Before I go further, lest I am tempted to dwell only on the bad, let me first list some of the good things in my growing up years. My parents came to every PTA meeting and watched me march in the band at every home game. My father took me skiing and tubing at the lake on the weekends. He played board games and built me a tree house. My parents got me to and from band practices and friend’s houses. My friends were always welcome at my house. My parents provided me with money, food, clothing, and just about anything I ever wanted. But, of course, they were not perfect, and I was certainly not a perfect child! As in all relationships on earth, there were things in my family that just were not right, and for our family one of these things was our way of relating to one another.
Now I am the parent and I find myself relating to my husband and children the way my parents related to each other and to me. This is not a good thing. When I was growing up my family did little more than live in the same house. We did not talk about ideas or thoughts or beliefs. My family did not speak of or show affection or love; I don’t think we knew how. My family did not talk of spiritual things and we did not pray together. My parents were not the authority in our house. Although I have strong convictions in these areas and I know all these things are vitally important to my family, I seem to automatically return to the default settings I was raised with.
With this in mind, I have written up a list of goals to help me change those default settings to Godly ones. My hope is that as I think and pray through these things intentionally and daily, God will be able to act through my family and allow us to be more and more a picture of His relationship to us, His children.
What about you and your family? Have you thought about how you were raised and how you are raising your own children?

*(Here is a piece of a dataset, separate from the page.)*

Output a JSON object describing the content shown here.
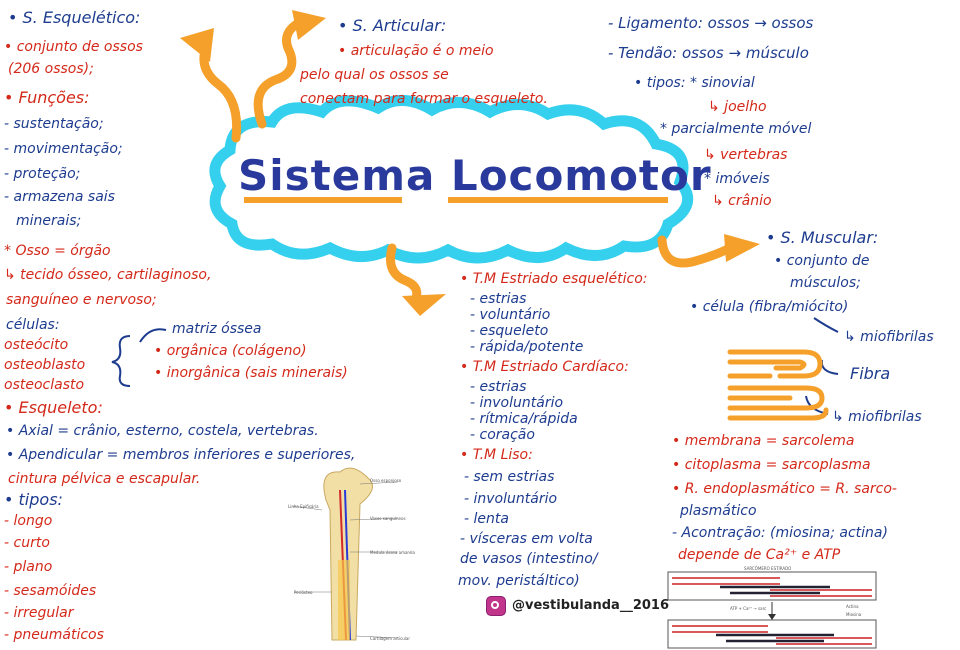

Have you thought about the mistakes your parents made and planned a way to do things differently? Or thought through the things they did right, and planned to do that? We have to intentionally raise our kids, we can’t afford to make it up as we go along. I encourage you to do what I have done: think this through and set some concrete goals for yourself. It is in our nature to repeat the mistakes of the past. But it is in God’s nature to intervene and transform the past, if we will allow it.